Note that there can be no intimacy without deep knowledge of and familiarity with…
It is a human need, to know and to be known. To be acknowledged and accepted. To be seen and see. As we are, for what we are. With appreciation and gratitude. At some point in time, when Man lived his most authentic life, this was not an issue. You gave what you were, lived your truth and truth had a place in the greater group. It was appreciated, even expected.
In a way, value is now placed on what we can get from a person than on the person themselves. This has made it harder for Man to simply be himself. Instead, there’s the need to act in a certain manner. Acceptance comes only when we are packaged in a certain manner. In return, the essence of our beings is shunned and tacked up.
Resentment and bitterness, the feelings show up. Depression and personality disorders, the mental dysregulation abound. As we seek to be seen, what shows up first is the psychological dysregulation. But the Soul is still deeply shadowed, covered up. We ourselves do not know our own selves. Yet, the need to see and be seen remains.
In such moments, one seeks intensity. As our psychological faculties are dulled from years of neglect, the five basic senses remain. These are ever active unless injury or natural loss occurs. So, we work ever harder to please these, chasing thrill and overriding the nervous system with external stimuli. The hyper sexualized society of today is the end result.
More sensual stimulation, yet ever lonelier. Unseen. Unaccepted. Unacknowledged.
Keep chasing, yet ever emptier. Bitter. Angry. Resentful. Sad.

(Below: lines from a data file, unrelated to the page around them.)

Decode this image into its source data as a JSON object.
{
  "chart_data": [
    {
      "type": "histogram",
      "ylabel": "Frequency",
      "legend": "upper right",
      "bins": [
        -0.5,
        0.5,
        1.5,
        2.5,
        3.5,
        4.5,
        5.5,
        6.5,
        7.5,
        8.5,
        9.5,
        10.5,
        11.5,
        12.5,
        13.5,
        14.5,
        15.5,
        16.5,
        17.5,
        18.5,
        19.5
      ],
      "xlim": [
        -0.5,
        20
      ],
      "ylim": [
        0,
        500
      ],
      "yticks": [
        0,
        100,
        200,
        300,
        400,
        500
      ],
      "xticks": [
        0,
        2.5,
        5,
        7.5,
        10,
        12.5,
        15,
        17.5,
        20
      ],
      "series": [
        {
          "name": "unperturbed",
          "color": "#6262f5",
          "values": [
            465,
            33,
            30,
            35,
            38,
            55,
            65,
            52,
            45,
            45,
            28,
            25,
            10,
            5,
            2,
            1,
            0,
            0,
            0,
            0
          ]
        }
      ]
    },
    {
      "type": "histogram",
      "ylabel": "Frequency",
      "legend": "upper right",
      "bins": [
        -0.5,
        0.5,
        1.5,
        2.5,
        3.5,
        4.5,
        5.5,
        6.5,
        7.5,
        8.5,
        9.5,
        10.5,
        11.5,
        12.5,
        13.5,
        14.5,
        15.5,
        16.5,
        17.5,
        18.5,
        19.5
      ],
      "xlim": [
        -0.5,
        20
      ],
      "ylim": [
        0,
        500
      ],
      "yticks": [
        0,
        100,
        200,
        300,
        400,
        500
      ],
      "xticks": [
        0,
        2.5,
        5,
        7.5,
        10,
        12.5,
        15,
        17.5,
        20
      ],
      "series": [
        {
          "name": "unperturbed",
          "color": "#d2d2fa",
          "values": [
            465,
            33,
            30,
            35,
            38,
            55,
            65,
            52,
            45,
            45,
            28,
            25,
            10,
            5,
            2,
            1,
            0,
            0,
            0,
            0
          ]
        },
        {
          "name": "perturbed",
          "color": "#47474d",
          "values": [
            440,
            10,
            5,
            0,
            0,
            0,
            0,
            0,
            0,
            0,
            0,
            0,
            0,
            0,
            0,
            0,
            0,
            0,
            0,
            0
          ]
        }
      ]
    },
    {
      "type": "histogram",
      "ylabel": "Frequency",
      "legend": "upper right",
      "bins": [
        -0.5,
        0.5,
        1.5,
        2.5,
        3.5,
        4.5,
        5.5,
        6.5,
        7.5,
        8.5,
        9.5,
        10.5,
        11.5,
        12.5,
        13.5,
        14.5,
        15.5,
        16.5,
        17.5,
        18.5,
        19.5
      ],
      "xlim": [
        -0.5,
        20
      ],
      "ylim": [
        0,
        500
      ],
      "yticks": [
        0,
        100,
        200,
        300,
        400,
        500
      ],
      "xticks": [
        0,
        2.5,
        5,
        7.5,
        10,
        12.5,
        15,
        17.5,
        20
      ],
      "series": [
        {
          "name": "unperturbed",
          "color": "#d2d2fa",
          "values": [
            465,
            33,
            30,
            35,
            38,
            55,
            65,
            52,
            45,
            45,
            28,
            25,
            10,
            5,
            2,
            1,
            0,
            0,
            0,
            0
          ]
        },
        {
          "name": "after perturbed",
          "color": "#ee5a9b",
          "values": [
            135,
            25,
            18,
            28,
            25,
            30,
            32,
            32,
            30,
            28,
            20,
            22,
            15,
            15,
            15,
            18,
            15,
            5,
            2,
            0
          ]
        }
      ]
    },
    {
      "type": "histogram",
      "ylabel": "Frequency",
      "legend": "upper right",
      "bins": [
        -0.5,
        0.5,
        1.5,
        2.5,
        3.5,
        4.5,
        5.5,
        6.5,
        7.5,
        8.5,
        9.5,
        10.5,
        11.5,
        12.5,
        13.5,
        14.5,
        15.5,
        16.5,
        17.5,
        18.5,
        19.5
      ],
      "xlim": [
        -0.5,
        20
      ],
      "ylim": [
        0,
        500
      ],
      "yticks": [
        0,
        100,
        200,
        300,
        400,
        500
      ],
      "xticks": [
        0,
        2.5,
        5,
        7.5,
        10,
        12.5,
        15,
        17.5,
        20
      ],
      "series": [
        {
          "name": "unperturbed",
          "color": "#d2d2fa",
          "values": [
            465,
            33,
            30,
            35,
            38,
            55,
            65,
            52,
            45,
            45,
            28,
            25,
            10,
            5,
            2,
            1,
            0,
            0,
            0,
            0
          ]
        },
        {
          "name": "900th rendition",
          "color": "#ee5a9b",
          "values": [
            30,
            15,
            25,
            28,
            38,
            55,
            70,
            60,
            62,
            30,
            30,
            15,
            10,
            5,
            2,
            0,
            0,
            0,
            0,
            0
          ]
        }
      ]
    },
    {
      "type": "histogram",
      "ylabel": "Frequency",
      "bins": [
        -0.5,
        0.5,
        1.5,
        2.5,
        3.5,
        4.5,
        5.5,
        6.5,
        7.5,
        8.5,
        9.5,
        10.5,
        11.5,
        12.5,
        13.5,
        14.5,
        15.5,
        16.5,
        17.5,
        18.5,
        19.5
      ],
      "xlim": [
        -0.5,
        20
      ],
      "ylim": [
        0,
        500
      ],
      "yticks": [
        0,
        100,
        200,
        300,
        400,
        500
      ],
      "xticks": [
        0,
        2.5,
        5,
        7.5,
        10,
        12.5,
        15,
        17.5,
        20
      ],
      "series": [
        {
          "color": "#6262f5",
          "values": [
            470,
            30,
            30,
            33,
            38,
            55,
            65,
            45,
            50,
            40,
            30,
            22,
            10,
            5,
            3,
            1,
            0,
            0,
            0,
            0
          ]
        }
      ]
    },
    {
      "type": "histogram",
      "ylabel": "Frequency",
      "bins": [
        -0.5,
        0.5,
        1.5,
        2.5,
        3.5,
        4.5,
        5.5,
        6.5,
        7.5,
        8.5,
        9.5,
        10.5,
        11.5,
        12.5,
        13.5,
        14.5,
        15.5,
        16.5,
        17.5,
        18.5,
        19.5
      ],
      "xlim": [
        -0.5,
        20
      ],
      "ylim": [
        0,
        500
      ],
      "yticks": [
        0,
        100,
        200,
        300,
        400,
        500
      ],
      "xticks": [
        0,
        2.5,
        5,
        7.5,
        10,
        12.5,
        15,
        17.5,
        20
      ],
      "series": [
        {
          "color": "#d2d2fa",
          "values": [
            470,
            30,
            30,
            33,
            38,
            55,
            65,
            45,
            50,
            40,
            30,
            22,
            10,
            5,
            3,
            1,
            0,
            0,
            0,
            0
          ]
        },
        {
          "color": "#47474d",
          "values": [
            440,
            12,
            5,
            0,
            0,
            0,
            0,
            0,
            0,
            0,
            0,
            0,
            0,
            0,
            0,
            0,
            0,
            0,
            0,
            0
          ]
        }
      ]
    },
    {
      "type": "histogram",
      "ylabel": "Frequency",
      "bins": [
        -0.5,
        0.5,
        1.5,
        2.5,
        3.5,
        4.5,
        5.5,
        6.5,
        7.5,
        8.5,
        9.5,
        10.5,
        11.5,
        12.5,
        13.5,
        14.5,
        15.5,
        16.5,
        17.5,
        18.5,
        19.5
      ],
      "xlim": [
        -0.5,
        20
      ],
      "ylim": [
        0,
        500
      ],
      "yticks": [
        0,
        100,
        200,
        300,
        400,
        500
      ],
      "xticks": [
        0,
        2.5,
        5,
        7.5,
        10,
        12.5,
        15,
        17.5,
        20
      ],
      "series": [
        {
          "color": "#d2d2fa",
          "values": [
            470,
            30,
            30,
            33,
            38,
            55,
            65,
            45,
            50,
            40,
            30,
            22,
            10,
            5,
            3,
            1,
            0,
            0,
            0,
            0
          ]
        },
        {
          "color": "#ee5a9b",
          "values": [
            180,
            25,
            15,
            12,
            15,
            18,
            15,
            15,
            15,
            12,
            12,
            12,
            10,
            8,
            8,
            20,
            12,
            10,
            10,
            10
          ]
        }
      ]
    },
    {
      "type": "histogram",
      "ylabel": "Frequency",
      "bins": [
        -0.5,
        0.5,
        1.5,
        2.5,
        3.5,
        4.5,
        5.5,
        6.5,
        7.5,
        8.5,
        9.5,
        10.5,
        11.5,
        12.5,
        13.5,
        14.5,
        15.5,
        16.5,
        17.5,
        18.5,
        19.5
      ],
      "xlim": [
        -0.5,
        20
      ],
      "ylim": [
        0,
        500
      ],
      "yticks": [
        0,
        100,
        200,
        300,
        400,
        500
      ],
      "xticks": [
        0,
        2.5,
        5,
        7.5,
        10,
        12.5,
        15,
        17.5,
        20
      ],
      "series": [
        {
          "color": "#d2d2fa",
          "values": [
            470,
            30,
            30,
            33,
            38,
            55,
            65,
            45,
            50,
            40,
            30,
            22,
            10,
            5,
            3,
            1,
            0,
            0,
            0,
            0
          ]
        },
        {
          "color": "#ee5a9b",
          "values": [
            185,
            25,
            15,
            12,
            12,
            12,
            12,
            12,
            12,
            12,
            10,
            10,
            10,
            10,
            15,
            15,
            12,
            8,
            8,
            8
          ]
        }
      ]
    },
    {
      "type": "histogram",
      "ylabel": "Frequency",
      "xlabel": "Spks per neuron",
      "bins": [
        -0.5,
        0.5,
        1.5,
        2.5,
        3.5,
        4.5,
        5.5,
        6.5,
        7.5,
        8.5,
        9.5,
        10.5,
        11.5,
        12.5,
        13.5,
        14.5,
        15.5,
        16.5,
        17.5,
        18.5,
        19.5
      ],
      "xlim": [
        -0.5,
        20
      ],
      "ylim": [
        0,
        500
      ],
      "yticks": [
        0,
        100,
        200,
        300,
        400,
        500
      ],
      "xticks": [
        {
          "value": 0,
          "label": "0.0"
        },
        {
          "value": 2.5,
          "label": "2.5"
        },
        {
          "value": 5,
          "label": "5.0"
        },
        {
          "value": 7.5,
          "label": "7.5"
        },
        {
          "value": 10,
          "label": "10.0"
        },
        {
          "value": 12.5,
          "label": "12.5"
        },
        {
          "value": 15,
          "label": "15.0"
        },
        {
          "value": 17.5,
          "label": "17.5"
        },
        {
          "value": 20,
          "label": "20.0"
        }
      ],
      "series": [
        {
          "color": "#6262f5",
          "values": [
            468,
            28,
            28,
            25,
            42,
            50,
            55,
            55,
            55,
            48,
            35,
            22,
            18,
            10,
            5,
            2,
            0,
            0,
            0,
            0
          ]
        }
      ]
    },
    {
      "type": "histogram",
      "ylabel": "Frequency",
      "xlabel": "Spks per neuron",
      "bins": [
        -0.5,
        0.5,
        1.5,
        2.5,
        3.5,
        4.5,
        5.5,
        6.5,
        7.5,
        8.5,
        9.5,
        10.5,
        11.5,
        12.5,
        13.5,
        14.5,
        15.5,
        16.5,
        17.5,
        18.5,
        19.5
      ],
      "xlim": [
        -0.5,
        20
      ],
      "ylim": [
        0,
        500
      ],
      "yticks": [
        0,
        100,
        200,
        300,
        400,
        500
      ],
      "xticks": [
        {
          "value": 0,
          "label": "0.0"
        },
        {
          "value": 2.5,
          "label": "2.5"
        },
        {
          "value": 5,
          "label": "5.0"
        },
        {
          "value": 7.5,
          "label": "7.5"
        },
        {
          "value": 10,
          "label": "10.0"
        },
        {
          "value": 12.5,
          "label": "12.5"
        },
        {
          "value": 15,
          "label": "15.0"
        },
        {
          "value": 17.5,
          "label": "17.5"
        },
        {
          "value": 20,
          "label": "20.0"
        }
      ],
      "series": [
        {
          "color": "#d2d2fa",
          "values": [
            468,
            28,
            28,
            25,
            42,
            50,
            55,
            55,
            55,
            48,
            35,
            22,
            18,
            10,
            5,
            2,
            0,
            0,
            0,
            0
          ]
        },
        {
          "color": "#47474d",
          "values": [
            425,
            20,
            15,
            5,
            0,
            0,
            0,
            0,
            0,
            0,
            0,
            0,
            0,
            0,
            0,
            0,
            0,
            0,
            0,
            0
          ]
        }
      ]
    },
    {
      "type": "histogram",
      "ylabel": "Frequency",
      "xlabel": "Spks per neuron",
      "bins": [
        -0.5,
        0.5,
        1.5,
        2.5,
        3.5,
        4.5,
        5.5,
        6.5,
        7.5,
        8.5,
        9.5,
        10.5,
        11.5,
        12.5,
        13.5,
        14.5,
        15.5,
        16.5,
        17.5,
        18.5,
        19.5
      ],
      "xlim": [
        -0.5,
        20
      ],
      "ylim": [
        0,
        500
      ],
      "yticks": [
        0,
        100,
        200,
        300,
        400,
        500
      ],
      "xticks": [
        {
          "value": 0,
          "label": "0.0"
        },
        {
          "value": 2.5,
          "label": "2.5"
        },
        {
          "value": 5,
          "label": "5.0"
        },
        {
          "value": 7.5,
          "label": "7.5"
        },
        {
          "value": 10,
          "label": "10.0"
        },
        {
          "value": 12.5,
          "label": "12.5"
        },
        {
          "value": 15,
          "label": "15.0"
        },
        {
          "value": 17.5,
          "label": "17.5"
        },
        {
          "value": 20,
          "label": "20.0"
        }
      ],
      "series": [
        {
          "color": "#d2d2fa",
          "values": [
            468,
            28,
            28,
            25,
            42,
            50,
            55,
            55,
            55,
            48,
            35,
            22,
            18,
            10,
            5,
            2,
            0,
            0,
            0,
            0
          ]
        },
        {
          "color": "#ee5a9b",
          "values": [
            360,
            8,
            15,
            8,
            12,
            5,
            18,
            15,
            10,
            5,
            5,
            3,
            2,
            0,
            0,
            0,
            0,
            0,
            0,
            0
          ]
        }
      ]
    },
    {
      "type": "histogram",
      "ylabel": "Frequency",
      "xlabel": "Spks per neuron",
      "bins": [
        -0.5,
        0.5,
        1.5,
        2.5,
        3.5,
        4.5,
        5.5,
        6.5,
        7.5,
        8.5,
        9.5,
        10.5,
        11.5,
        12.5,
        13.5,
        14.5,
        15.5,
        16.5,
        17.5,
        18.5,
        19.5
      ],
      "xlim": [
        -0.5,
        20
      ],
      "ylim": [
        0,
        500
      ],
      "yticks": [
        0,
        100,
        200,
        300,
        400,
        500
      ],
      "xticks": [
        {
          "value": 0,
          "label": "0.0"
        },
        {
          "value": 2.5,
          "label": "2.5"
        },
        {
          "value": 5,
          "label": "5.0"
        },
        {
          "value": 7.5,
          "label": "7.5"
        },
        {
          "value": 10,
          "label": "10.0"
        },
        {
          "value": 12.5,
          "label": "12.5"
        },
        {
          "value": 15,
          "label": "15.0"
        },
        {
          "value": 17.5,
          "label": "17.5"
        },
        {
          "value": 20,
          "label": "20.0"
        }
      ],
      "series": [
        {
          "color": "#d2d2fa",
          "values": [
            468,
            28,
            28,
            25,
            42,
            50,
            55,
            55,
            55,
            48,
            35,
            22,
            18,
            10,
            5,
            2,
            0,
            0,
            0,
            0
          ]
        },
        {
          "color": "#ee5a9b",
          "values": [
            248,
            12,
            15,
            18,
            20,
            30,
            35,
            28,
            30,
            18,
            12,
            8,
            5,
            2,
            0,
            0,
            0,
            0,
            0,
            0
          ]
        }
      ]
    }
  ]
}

Intimacy can be and is found in simplicity. Shedding off the layers we use to shield and protect ourselves, we can be seen. We have to allow others to see. It takes a journey to find, heal ourselves and recover lost bits.
BACK TO BASICS
The joy of intimacy is intimacy itself, to be able to share yourself with another. To be together in a shared space and place in time. It is a most beautiful feeling. Even better that this person you choose to build with and share the beauty of life together. There is something irrevocably orgasmic in this process that cannot and will not be found in anything else.
Word of caution. Trust your Self only with another who has embarked on this journey themselves. They know the value of the choice you made. Innocence is invaluable and priceless, especially in this age when it is stolen in the crib. Trust it only with another who understands its value, who have chosen to recover their own and will return the trust.
Of course, the easy way out looks like more thrill, more stunts, more more more… We move further away from the basic idea of intimacy and replace it with thrill. A roller coaster of emotions and hormones, just to feel. Then the cocktail runs out and back to emptiness, nothingness. Those feelings of despair and hopelessness, unworthiness and inadequacy. Mistrust.
Intimacy can be and is found in simplicity. Taking it off, first for yourself and then for another. The baring of all things, in the wholeness and fullness. And it begins with your own self.